USP inicia projeto para testar DNA de 5 mil casais e prever doenças genéticas em filhos

A Universidade de São Paulo lança o projeto 'Nossos Genes', que oferecerá triagem genética gratuita para até 5 mil casais. O objetivo é prever doenças genéticas hereditárias antes da concepção, contribuindo para o planejamento familiar.

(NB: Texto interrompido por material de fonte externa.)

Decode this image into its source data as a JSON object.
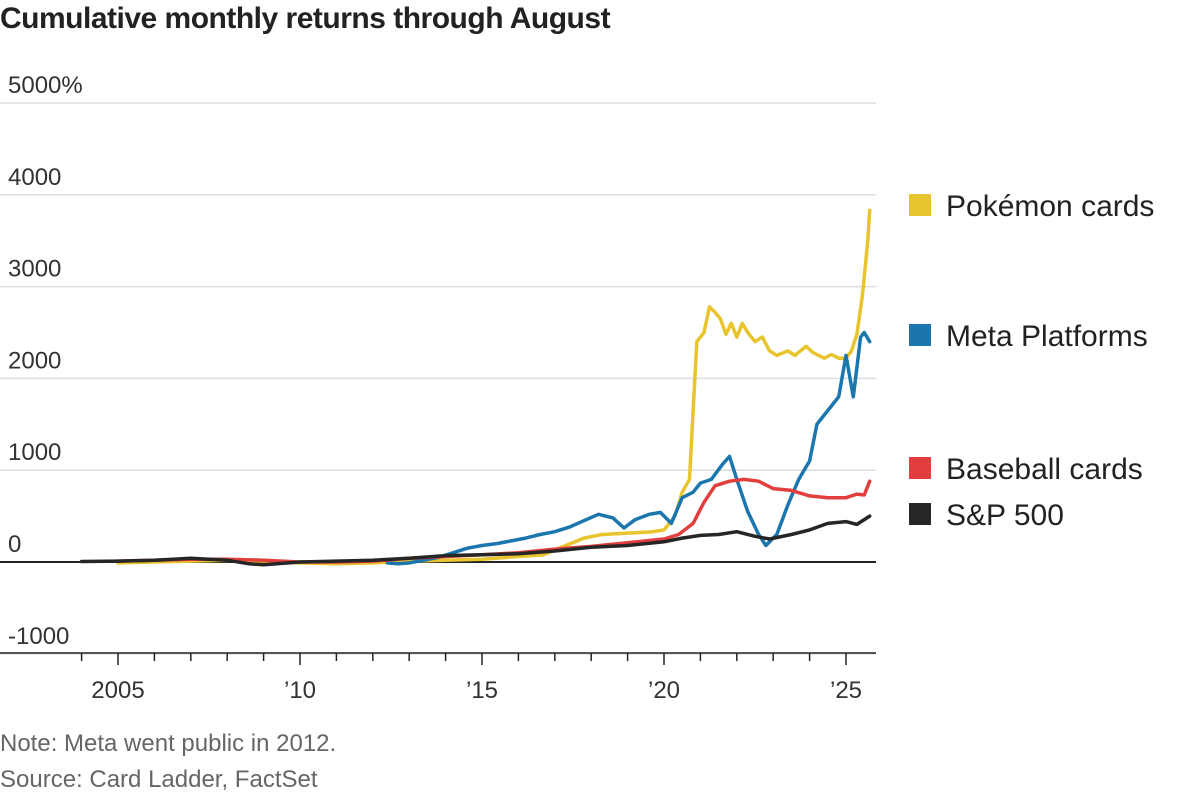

A Universidade de São Paulo (USP) está coordenando um projeto inovador que visa acompanhar até 5 mil casais que planejam ter filhos nos próximos anos. Nomeado de 'Nossos Genes', a iniciativa está vinculada ao Centro de Estudos do Genoma Humano e de Terapias Avançadas e tem como objetivo identificar variantes genéticas que podem estar associadas a doenças hereditárias recessivas antes da concepção.

Objetivos do projeto

A proposta oferece triagem genética gratuita para casais em diversas regiões do Brasil, com especial foco naqueles atendidos pelo sistema público de saúde. O projeto inclui não apenas testes de DNA, mas também consultas e aconselhamento especializado para que os participantes possam entender os riscos reprodutivos envolvidos.

Como participar

A participação no estudo começa com uma inscrição em uma plataforma online, seguida de um questionário para verificar a elegibilidade dos casais. Aqueles que forem aprovados passam por etapas presenciais, que envolvem a coleta de sangue para a análise genética. Os atendimentos ocorrerão em quatro cidades: São Paulo, Salvador, Vitória e Brasília.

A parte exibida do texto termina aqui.